Otherwise known as a string mop, these are great for heavy-duty cleaning as their cotton fibres are super durable. You’ll need to invest in a wringing bucket if it doesn’t come with one already.
What floors can’t be mopped?
Most hard floors can be mopped but a few require special treatment. Water can damage waxed wooden floors and unsealed wooden floors. Chemicals can damage stone tiles, so only use a microfibre mop and water on those.
Why are my floors still dirty after mopping?
Before you dive straight into a mopping session, take note of our top tips for sparkling results:
- Clear everything out of the way so you can access every part of your floor.

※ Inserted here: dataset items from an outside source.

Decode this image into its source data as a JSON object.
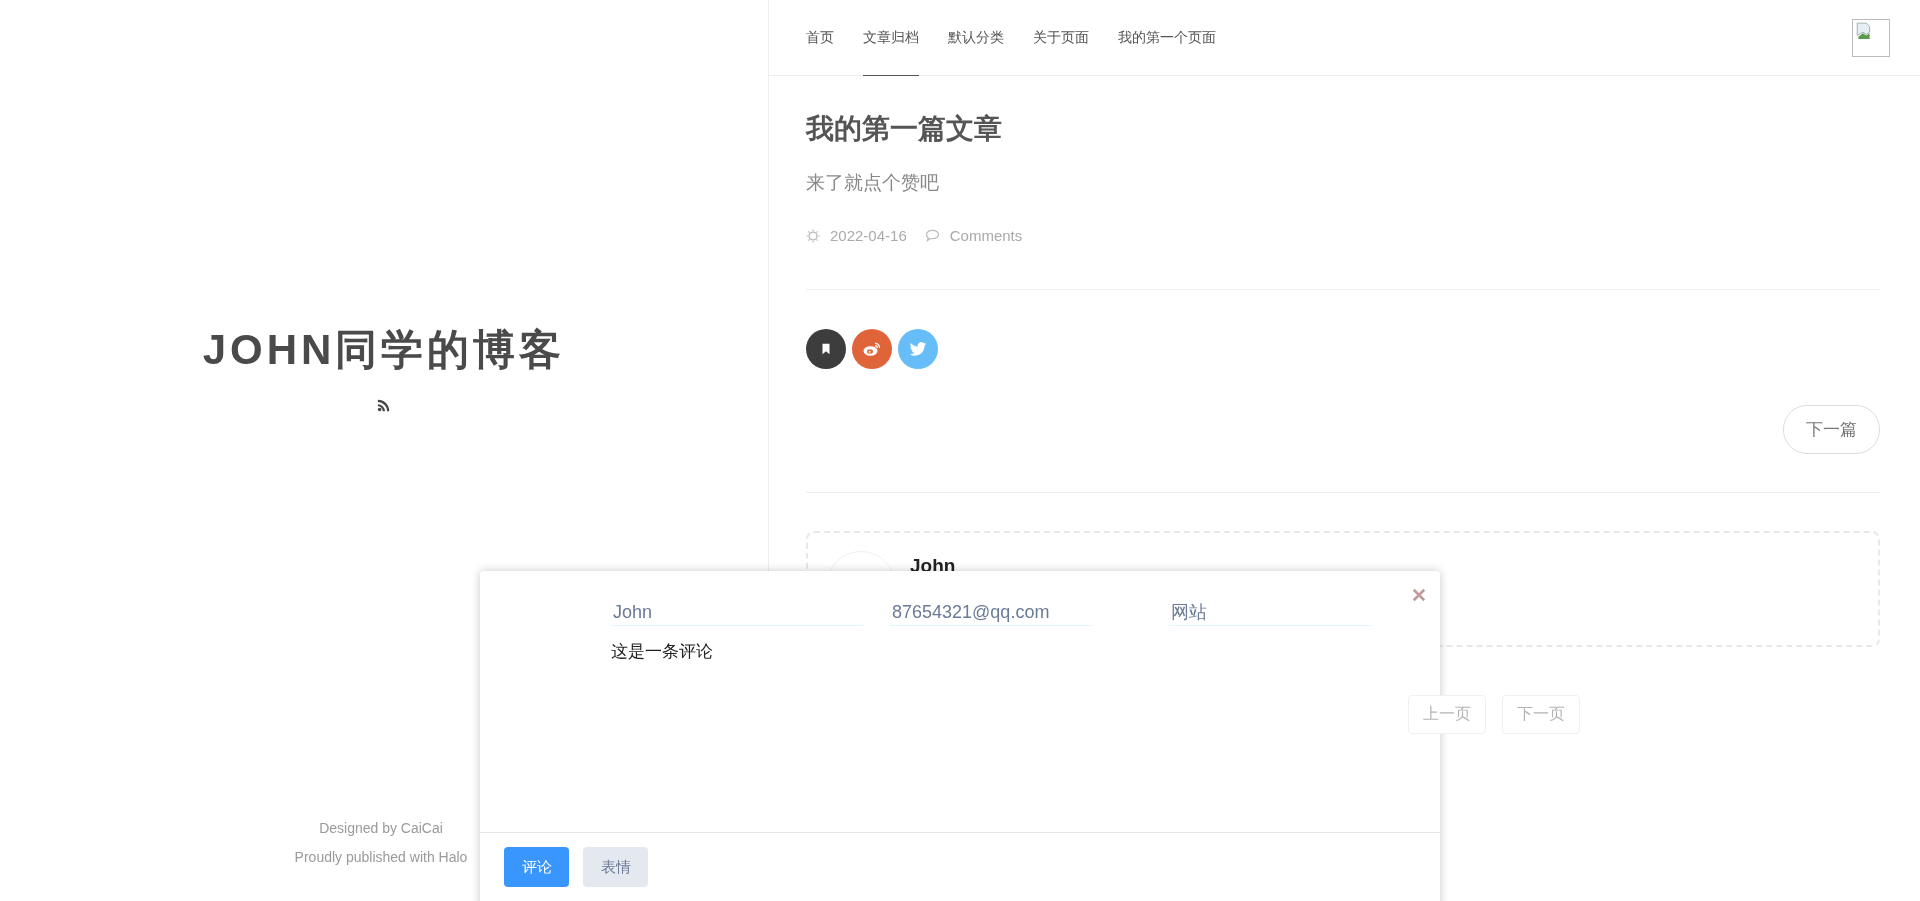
{
  "sidebar": {
    "blog_title": "JOHN同学的博客",
    "footer": [
      "Designed by CaiCai",
      "Proudly published with Halo"
    ]
  },
  "nav": {
    "items": [
      {
        "label": "首页",
        "selected": false
      },
      {
        "label": "文章归档",
        "selected": true
      },
      {
        "label": "默认分类",
        "selected": false
      },
      {
        "label": "关于页面",
        "selected": false
      },
      {
        "label": "我的第一个页面",
        "selected": false
      }
    ]
  },
  "post": {
    "title": "我的第一篇文章",
    "subtitle": "来了就点个赞吧",
    "date": "2022-04-16",
    "comments_label": "Comments",
    "share": [
      {
        "kind": "bookmark",
        "color": "#3d3d3d"
      },
      {
        "kind": "weibo",
        "color": "#e0643a"
      },
      {
        "kind": "twitter",
        "color": "#66bdf7"
      }
    ],
    "next_button": "下一篇"
  },
  "comments": [
    {
      "author": "John"
    }
  ],
  "pagination": [
    "上一页",
    "下一页"
  ],
  "comment_form": {
    "name": "John",
    "email": "87654321@qq.com",
    "website": {
      "placeholder": "网站"
    },
    "content": "这是一条评论",
    "buttons": [
      {
        "label": "评论",
        "kind": "primary"
      },
      {
        "label": "表情",
        "kind": "secondary"
      }
    ]
  }
}
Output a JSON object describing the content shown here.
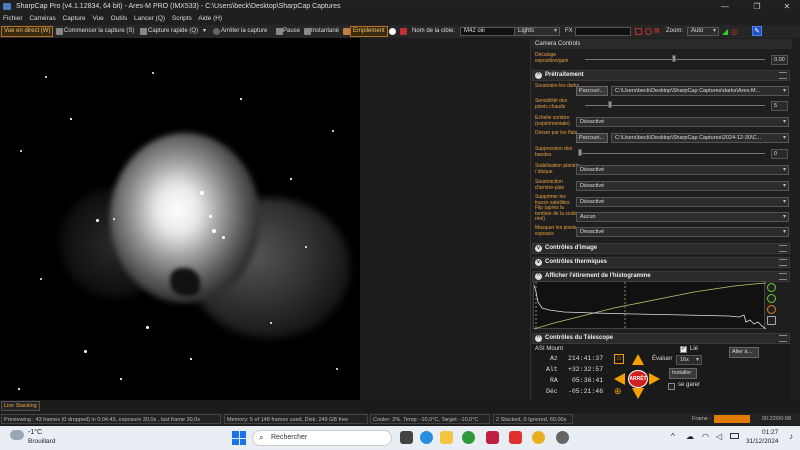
{
  "window": {
    "title": "SharpCap Pro (v4.1.12834, 64 bit) - Ares-M PRO (IMX533) - C:\\Users\\beck\\Desktop\\SharpCap Captures",
    "minimize": "—",
    "maximize": "❐",
    "close": "✕"
  },
  "menu": [
    "Fichier",
    "Caméras",
    "Capture",
    "Vue",
    "Outils",
    "Lancer (Q)",
    "Scripts",
    "Aide (H)"
  ],
  "toolbar": {
    "live_view": "Vue en direct (W)",
    "start_capture": "Commencer la capture (S)",
    "quick_capture": "Capture rapide (Q)",
    "stop_capture": "Arrêter la capture",
    "pause": "Pause",
    "snapshot": "Instantané",
    "stacking": "Empilement",
    "target_label": "Nom de la cible:",
    "target_value": "M42 oiii",
    "frame_type": "Lights",
    "fx_label": "FX",
    "zoom_label": "Zoom:",
    "zoom_value": "Auto"
  },
  "panel": {
    "header": "Camera Controls",
    "offset_label": "Décalage exposition/gain",
    "offset_value": "0.00",
    "preprocessing": {
      "title": "Prétraitement",
      "subtract_darks_label": "Soustraire les darks",
      "browse": "Parcouri...",
      "darks_path": "C:\\Users\\beck\\Desktop\\SharpCap Captures\\darks\\Ares-M...",
      "hot_pixel_label": "Sensibilité des pixels chauds",
      "hot_pixel_value": "5",
      "dark_scale_label": "Échelle sombre (expérimentale)",
      "dark_scale_value": "Désactivé",
      "flats_label": "Diviser par les flats",
      "flats_path": "C:\\Users\\beck\\Desktop\\SharpCap Captures\\2024-12-30\\C...",
      "banding_label": "Suppression des bandes",
      "banding_value": "0",
      "stabilization_label": "Stabilisation planète / disque",
      "stabilization_value": "Désactivé",
      "background_label": "Soustraction d'arrière-plan",
      "background_value": "Désactivé",
      "satellite_label": "Supprimer les traces satellites",
      "satellite_value": "Désactivé",
      "flip_label": "Flip (après la tombée de la scalée réel)",
      "flip_value": "Aucun",
      "mask_label": "Masquer les pixels exposés",
      "mask_value": "Désactivé"
    },
    "image_controls": "Contrôles d'image",
    "thermal_controls": "Contrôles thermiques",
    "histogram": "Afficher l'étirement de l'histogramme",
    "telescope": {
      "title": "Contrôles du Télescope",
      "mount": "ASI Mount",
      "az_label": "Az",
      "az_value": "214:41:37",
      "alt_label": "Alt",
      "alt_value": "+32:32:57",
      "ra_label": "RA",
      "ra_value": "05:36:41",
      "dec_label": "Déc",
      "dec_value": "-05:21:46",
      "linked": "Lié",
      "goto": "Aller à...",
      "rate_label": "Évaluer",
      "rate_value": "16x",
      "install": "Installer",
      "park": "se garer",
      "stop": "ARRÊT"
    }
  },
  "status": {
    "tab": "Live Stacking",
    "preview": "Previewing : 43 frames (0 dropped) in 0:04:43, exposure 30,0s , last frame 30,0s",
    "memory": "Memory: 5 of 148 frames used, Disk: 249 GB free",
    "cooler": "Cooler: 2%, Temp: -10,0°C, Target: -10,0°C",
    "stacked": "2 Stacked, 0 Ignored, 60,00s",
    "frame_label": "Frame :",
    "frame_count": "00:22/00:08"
  },
  "taskbar": {
    "weather_temp": "-1°C",
    "weather_desc": "Brouillard",
    "search": "Rechercher",
    "time": "01:27",
    "date": "31/12/2024"
  },
  "colors": {
    "accent": "#e8a040",
    "stop": "#d02020",
    "arrow": "#f5a000"
  }
}
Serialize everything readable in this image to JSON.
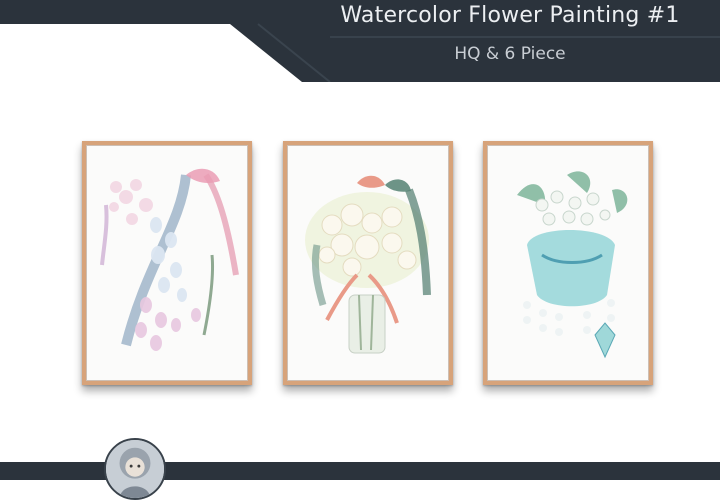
{
  "header": {
    "title": "Watercolor Flower Painting #1",
    "subtitle": "HQ & 6 Piece"
  },
  "paintings": [
    {
      "subject": "lily-of-the-valley cascade with pink and blue ribbon"
    },
    {
      "subject": "white flower bouquet in glass vase with pink ribbon bow"
    },
    {
      "subject": "white flowers in teal hanging planter with crystal drops"
    }
  ],
  "colors": {
    "header_band": "#2b333c",
    "frame": "#d7a37a",
    "background": "#ffffff"
  }
}
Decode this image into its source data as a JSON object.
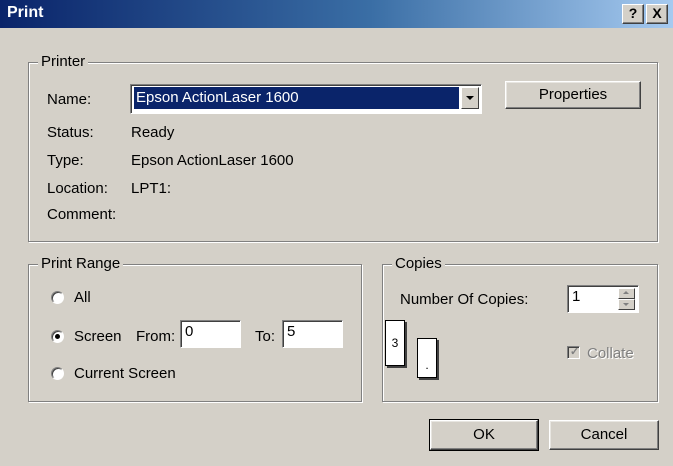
{
  "window": {
    "title": "Print",
    "help_button": "?",
    "close_button": "X"
  },
  "printer": {
    "group_label": "Printer",
    "name_label": "Name:",
    "name_value": "Epson ActionLaser 1600",
    "properties_button": "Properties",
    "status_label": "Status:",
    "status_value": "Ready",
    "type_label": "Type:",
    "type_value": "Epson ActionLaser 1600",
    "location_label": "Location:",
    "location_value": "LPT1:",
    "comment_label": "Comment:",
    "comment_value": ""
  },
  "print_range": {
    "group_label": "Print Range",
    "all_label": "All",
    "screen_label": "Screen",
    "from_label": "From:",
    "from_value": "0",
    "to_label": "To:",
    "to_value": "5",
    "current_screen_label": "Current Screen",
    "selected": "screen"
  },
  "copies": {
    "group_label": "Copies",
    "number_label": "Number Of Copies:",
    "number_value": "1",
    "preview_page_label": "3",
    "collate_label": "Collate",
    "collate_checked": true,
    "collate_enabled": false
  },
  "footer": {
    "ok_button": "OK",
    "cancel_button": "Cancel"
  }
}
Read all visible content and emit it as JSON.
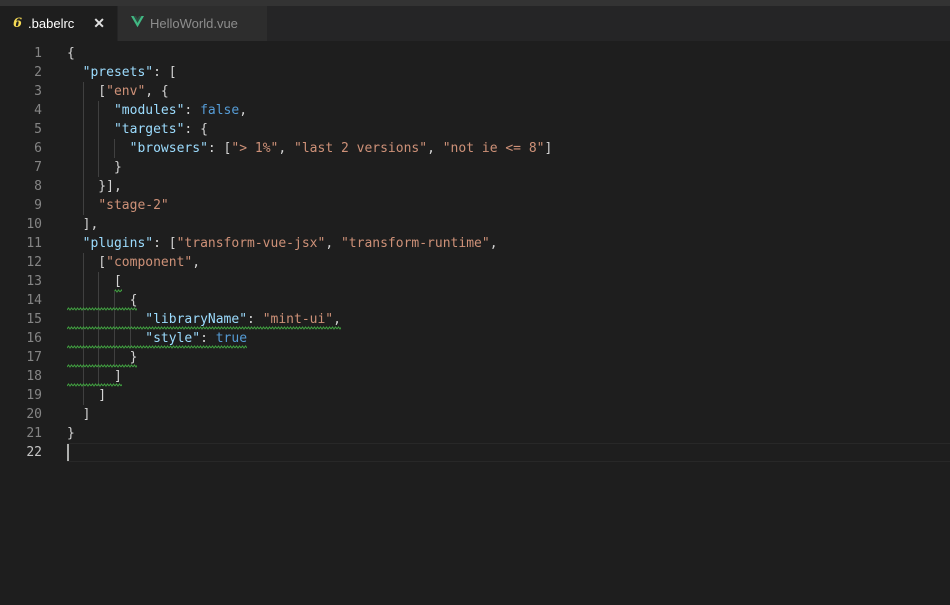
{
  "tabs": [
    {
      "label": ".babelrc",
      "icon": "babel-icon",
      "icon_glyph": "6",
      "active": true,
      "close_glyph": "✕"
    },
    {
      "label": "HelloWorld.vue",
      "icon": "vue-icon",
      "active": false
    }
  ],
  "editor": {
    "current_line": 22,
    "lines": [
      {
        "n": "1",
        "text": "{"
      },
      {
        "n": "2",
        "text": "  \"presets\": ["
      },
      {
        "n": "3",
        "text": "    [\"env\", {"
      },
      {
        "n": "4",
        "text": "      \"modules\": false,"
      },
      {
        "n": "5",
        "text": "      \"targets\": {"
      },
      {
        "n": "6",
        "text": "        \"browsers\": [\"> 1%\", \"last 2 versions\", \"not ie <= 8\"]"
      },
      {
        "n": "7",
        "text": "      }"
      },
      {
        "n": "8",
        "text": "    }],"
      },
      {
        "n": "9",
        "text": "    \"stage-2\""
      },
      {
        "n": "10",
        "text": "  ],"
      },
      {
        "n": "11",
        "text": "  \"plugins\": [\"transform-vue-jsx\", \"transform-runtime\","
      },
      {
        "n": "12",
        "text": "    [\"component\","
      },
      {
        "n": "13",
        "text": "      ["
      },
      {
        "n": "14",
        "text": "        {"
      },
      {
        "n": "15",
        "text": "          \"libraryName\": \"mint-ui\","
      },
      {
        "n": "16",
        "text": "          \"style\": true"
      },
      {
        "n": "17",
        "text": "        }"
      },
      {
        "n": "18",
        "text": "      ]"
      },
      {
        "n": "19",
        "text": "    ]"
      },
      {
        "n": "20",
        "text": "  ]"
      },
      {
        "n": "21",
        "text": "}"
      },
      {
        "n": "22",
        "text": ""
      }
    ]
  }
}
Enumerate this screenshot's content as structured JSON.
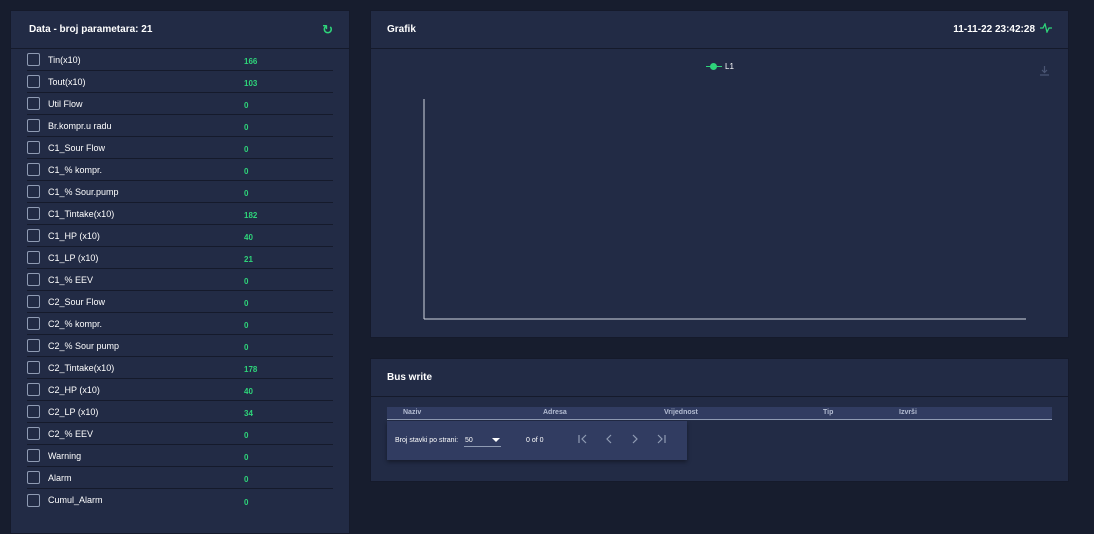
{
  "data_panel": {
    "title": "Data - broj parametara: 21",
    "refresh_icon": "refresh-icon",
    "params": [
      {
        "name": "Tin(x10)",
        "value": "166"
      },
      {
        "name": "Tout(x10)",
        "value": "103"
      },
      {
        "name": "Util Flow",
        "value": "0"
      },
      {
        "name": "Br.kompr.u radu",
        "value": "0"
      },
      {
        "name": "C1_Sour Flow",
        "value": "0"
      },
      {
        "name": "C1_% kompr.",
        "value": "0"
      },
      {
        "name": "C1_% Sour.pump",
        "value": "0"
      },
      {
        "name": "C1_Tintake(x10)",
        "value": "182"
      },
      {
        "name": "C1_HP (x10)",
        "value": "40"
      },
      {
        "name": "C1_LP (x10)",
        "value": "21"
      },
      {
        "name": "C1_% EEV",
        "value": "0"
      },
      {
        "name": "C2_Sour Flow",
        "value": "0"
      },
      {
        "name": "C2_% kompr.",
        "value": "0"
      },
      {
        "name": "C2_% Sour pump",
        "value": "0"
      },
      {
        "name": "C2_Tintake(x10)",
        "value": "178"
      },
      {
        "name": "C2_HP (x10)",
        "value": "40"
      },
      {
        "name": "C2_LP (x10)",
        "value": "34"
      },
      {
        "name": "C2_% EEV",
        "value": "0"
      },
      {
        "name": "Warning",
        "value": "0"
      },
      {
        "name": "Alarm",
        "value": "0"
      },
      {
        "name": "Cumul_Alarm",
        "value": "0"
      }
    ]
  },
  "chart_panel": {
    "title": "Grafik",
    "timestamp": "11-11-22 23:42:28",
    "pulse_icon": "pulse-icon",
    "download_icon": "download-icon"
  },
  "chart_data": {
    "type": "line",
    "series": [
      {
        "name": "L1",
        "values": []
      }
    ],
    "legend": "top-center",
    "grid": false
  },
  "bus_panel": {
    "title": "Bus write",
    "columns": [
      "Naziv",
      "Adresa",
      "Vrijednost",
      "Tip",
      "Izvrši"
    ],
    "paginator": {
      "per_page_label": "Broj stavki po strani:",
      "per_page_value": "50",
      "range_label": "0 of 0"
    }
  },
  "colors": {
    "background": "#171d2e",
    "panel": "#222b45",
    "accent": "#2ed47a"
  }
}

- Sweep or vacuum. This may feel excessive, but cleaning up any superficial dust and dirt first will mean you don’t end up pushing it around!
- Use warm water, as it loosens grime more effectively than cold water, but note that very hot or boiling water can damage flooring.
- Wring your mop out as much as you can before cleaning, as soaked floors take forever to dry. Rinse out your bucket once the water starts looking muddy.
How often should I replace my mop?
Replace your mop head every three months, or sooner if it’s stained or fraying. To help increase its lifespan, let it air dry fully after use and store it in a cool, dry place. Most brands sell replacement mop heads and some mops come with a spare.
How we test
The GHI team put a range of mops through their paces across vinyl, ceramic tiles and wood laminate. Our rigorous testers dirtied each floor with mud, tea and cooking oil and left the stains to set. They then recorded how many sweeps each mop took to clean the floor fully. They also judged how comfortable each one was to hold and manoeuvre.